L’objectif est clair : transformer un lieu de séparation en un espace de rencontre et de dialogue.


🟤 1985 — Création de l’association allemande
L’association Steine an der Grenze (Pierres à la frontière) est fondée afin de structurer le projet, gérer le site et organiser les symposiums de sculpture.


🟤 1986 — Premier symposium international
Le premier symposium international réunit des artistes d’Allemagne, de France, du Luxembourg et de Suisse.
Pendant plusieurs semaines, ils créent les premières sculptures monumentales directement sur le site.


🟤 1989 — Création de l’association française
Afin de permettre la participation côté français et d’assurer la gestion foncière, l’association Les Menhirs de l’Europe est créée.
Le maire de Launstroff, Albert Harter, en devient le premier président.

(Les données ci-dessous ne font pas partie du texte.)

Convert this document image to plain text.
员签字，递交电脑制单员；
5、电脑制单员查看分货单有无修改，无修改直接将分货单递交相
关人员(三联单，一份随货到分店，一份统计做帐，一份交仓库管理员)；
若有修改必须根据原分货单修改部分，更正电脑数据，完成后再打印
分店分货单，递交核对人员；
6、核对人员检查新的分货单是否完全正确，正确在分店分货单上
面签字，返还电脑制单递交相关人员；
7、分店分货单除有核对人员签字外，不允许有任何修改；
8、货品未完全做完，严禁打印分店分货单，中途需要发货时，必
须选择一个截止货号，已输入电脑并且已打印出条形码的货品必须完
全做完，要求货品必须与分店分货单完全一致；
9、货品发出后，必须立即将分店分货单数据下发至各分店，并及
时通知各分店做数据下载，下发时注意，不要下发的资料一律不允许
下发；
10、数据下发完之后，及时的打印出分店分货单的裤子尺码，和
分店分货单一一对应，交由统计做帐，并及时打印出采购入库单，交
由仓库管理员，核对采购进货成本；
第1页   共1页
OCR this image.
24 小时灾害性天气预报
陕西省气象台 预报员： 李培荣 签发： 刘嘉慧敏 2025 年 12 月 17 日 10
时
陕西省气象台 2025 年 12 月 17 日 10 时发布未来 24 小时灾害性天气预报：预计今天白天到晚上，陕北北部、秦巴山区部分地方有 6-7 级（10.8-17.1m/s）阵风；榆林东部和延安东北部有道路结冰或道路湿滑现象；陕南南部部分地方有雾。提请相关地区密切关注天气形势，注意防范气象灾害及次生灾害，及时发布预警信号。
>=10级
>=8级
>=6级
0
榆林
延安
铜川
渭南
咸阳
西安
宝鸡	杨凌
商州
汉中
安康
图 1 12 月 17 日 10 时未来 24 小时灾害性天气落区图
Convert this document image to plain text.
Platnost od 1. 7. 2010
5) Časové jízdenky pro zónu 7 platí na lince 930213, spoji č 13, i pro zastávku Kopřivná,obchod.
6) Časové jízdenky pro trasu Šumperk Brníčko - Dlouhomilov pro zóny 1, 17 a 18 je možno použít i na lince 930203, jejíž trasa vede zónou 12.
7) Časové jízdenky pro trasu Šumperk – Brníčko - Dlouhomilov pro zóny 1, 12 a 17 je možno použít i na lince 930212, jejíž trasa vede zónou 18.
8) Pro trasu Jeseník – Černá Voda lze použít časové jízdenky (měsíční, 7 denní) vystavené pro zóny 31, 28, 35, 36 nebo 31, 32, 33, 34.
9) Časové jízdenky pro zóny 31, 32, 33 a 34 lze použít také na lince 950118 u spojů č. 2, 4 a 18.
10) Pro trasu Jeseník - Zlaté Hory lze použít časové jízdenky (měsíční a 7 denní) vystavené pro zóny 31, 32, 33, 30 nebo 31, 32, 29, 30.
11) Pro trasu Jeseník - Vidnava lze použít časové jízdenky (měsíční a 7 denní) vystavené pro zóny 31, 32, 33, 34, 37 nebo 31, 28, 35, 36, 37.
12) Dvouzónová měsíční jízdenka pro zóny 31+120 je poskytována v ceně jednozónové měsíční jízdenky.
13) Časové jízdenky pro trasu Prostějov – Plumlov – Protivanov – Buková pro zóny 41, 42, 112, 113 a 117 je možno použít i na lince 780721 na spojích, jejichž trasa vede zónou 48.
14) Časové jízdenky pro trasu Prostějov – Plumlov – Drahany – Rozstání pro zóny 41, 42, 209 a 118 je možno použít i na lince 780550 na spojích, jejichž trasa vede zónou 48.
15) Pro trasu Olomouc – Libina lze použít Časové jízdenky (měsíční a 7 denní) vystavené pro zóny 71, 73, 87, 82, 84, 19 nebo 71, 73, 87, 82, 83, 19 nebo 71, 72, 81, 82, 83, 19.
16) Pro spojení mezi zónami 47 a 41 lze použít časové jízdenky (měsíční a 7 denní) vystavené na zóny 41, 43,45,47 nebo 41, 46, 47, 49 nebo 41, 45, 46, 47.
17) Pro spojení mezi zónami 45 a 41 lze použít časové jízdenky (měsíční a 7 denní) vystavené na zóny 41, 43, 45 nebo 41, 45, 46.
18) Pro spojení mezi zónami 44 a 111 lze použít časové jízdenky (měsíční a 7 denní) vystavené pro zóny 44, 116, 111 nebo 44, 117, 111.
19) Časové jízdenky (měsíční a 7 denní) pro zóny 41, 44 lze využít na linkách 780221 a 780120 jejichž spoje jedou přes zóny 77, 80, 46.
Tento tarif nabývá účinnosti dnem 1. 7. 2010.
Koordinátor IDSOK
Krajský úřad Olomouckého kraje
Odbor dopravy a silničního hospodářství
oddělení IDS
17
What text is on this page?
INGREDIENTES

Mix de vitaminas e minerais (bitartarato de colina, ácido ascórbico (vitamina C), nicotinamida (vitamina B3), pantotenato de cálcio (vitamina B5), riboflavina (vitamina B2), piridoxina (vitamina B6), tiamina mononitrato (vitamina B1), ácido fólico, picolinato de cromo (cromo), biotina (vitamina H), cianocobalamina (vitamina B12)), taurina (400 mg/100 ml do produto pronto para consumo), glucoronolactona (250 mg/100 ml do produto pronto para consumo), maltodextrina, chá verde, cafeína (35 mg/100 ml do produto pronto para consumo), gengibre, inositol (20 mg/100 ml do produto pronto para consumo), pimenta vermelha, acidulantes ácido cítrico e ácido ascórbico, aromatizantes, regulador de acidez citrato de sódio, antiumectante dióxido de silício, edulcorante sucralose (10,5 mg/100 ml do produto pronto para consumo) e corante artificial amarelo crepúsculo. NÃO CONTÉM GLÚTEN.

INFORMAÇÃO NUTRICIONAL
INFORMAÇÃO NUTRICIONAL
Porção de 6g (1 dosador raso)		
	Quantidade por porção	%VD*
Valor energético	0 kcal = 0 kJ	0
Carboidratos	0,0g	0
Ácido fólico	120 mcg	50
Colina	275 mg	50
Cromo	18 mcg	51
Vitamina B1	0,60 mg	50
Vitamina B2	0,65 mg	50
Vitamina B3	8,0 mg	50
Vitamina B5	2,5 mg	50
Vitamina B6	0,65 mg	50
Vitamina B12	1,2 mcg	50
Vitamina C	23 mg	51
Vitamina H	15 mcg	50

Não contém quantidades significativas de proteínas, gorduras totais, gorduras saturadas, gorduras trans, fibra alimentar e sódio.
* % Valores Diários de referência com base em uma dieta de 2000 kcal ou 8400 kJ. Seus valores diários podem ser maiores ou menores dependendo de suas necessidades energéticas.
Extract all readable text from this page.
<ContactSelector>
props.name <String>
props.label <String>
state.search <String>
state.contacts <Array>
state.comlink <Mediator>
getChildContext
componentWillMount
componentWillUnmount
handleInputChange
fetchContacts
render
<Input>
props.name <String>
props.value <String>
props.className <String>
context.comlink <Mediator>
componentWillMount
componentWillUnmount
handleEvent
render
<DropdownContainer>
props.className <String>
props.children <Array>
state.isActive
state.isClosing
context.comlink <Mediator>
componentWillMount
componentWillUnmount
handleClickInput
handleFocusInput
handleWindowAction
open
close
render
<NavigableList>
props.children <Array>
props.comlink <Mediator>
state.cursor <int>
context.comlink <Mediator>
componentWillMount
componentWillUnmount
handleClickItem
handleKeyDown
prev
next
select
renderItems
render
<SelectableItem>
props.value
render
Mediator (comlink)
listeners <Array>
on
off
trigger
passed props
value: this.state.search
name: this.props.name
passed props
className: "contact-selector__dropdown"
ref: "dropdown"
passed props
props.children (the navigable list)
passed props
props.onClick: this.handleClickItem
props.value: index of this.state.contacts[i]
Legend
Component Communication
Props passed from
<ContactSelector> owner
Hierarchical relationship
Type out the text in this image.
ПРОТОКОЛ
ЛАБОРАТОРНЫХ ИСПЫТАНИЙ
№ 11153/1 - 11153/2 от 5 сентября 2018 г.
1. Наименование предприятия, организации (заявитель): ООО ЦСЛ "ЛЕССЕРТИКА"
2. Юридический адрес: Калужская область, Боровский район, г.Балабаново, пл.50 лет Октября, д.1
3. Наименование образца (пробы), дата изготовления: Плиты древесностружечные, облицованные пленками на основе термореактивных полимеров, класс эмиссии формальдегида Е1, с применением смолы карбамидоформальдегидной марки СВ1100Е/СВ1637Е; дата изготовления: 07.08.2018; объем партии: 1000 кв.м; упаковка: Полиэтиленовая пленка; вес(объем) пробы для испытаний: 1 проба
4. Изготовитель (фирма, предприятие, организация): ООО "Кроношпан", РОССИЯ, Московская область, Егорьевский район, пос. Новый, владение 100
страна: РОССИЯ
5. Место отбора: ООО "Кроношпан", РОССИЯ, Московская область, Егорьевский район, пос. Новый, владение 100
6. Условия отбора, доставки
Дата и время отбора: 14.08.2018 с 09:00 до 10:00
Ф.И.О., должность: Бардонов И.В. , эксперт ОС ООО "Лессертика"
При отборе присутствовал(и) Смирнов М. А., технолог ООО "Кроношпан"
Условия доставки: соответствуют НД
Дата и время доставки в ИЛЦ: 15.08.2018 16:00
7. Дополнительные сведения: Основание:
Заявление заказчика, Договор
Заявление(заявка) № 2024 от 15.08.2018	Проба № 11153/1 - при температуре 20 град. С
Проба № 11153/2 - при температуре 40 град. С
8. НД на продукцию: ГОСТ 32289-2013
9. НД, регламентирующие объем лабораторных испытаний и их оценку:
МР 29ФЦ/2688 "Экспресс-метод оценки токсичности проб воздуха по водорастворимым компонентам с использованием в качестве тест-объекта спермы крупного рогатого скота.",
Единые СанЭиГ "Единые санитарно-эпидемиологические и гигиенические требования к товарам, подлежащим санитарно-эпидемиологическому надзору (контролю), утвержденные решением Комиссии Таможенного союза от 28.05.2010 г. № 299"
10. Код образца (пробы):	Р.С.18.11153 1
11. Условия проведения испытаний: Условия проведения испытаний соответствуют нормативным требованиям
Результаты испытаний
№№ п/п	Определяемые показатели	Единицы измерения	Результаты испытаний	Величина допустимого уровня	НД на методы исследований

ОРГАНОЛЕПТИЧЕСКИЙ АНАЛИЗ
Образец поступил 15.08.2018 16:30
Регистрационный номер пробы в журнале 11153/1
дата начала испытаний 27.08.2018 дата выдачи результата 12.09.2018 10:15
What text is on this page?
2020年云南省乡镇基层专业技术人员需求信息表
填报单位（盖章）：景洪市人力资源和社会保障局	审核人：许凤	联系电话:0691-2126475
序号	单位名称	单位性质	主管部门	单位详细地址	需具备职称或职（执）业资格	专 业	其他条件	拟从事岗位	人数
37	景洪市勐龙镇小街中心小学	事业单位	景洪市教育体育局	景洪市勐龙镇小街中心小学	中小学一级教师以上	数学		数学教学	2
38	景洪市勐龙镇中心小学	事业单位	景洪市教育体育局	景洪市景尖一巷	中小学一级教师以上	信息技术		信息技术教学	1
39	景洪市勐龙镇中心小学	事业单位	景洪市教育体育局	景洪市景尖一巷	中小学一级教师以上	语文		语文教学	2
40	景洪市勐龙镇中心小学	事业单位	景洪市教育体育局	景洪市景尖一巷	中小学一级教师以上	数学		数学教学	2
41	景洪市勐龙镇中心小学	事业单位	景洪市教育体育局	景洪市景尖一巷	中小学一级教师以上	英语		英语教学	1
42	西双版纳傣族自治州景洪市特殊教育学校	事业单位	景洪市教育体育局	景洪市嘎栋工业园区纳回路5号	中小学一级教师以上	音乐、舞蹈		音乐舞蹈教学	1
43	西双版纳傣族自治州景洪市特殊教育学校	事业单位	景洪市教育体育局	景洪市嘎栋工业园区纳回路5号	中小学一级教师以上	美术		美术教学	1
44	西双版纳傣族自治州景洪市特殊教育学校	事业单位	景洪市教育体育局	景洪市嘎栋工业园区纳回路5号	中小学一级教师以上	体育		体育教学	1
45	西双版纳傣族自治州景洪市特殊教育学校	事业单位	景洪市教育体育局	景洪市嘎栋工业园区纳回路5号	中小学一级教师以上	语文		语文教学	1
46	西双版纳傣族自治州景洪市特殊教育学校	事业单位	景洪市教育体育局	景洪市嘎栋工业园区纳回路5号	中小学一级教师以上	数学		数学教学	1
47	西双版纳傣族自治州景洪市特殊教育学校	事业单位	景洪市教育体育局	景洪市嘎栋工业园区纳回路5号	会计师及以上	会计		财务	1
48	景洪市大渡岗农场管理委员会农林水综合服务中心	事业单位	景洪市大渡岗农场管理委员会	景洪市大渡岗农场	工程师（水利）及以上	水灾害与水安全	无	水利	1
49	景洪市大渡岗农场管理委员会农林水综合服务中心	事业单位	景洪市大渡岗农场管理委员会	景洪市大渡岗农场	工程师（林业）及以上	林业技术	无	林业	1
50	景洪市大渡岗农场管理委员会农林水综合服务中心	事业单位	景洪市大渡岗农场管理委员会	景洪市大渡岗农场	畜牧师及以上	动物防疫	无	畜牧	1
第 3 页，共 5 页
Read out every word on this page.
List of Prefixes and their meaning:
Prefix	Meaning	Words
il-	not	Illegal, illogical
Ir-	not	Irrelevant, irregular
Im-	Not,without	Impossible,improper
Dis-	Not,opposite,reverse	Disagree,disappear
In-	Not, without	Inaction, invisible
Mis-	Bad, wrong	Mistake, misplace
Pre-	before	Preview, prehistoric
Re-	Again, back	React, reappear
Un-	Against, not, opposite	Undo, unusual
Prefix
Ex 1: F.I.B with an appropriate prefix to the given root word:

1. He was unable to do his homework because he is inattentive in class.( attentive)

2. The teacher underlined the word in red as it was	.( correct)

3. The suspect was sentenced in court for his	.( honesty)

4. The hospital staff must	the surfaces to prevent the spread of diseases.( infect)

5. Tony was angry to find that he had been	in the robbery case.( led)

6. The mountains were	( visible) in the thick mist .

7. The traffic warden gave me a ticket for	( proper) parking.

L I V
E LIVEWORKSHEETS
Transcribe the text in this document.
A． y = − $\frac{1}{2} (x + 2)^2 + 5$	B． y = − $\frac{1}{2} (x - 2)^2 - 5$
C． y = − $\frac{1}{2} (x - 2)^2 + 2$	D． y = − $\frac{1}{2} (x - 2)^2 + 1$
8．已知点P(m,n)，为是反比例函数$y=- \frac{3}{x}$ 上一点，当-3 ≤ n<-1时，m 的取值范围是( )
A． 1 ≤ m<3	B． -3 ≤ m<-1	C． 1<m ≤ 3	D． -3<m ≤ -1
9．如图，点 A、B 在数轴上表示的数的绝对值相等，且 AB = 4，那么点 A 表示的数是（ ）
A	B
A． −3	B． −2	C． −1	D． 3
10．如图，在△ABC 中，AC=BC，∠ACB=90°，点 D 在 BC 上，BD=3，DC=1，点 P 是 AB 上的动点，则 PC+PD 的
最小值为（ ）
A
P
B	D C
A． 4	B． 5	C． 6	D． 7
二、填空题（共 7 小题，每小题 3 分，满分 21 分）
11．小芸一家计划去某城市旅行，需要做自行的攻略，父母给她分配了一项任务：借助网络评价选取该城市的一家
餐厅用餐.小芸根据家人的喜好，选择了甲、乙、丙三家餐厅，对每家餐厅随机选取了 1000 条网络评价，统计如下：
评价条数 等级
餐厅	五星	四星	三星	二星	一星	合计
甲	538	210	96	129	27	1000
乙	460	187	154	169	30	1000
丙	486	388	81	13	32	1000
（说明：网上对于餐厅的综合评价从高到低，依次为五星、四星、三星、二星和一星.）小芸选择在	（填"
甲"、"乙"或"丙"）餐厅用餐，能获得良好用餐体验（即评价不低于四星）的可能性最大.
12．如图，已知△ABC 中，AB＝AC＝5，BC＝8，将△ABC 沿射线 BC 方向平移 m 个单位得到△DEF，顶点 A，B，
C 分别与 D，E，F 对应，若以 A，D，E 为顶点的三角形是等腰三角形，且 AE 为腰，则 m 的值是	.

🟤 1993 — Ancrage durable dans le domaine public
Les réserves nécessaires sont constituées afin que les sculptures soient implantées sur le domaine public communal, garantissant leur pérennité et leur accessibilité.


🟤 1986–2009 — Un projet européen en construction
Durant plus de vingt ans, les deux associations travaillent ensemble.
Au total, 37 sculptures monumentales sont réalisées par 38 artistes issus de 18 nationalités, formant un parcours artistique unique entre Launstroff et Wellingen / Merzig.


🟤 Vers 2014 — Période de mise en sommeil
Faute de moyens et de dynamique, le site connaît une période de déclin : signalétique effacée, événements arrêtés, fréquentation en baisse.


🟤 Depuis 2021 — Renaissance et avenir
Grâce à l’action de l’association et au soutien des collectivités locales, le site connaît un renouveau.
Restauration des œuvres, amélioration de l’accueil, nouvelles signalétiques, marches, visites guidées et projets transfrontaliers redonnent vie à ce lieu porteur d’histoire et d’espoir.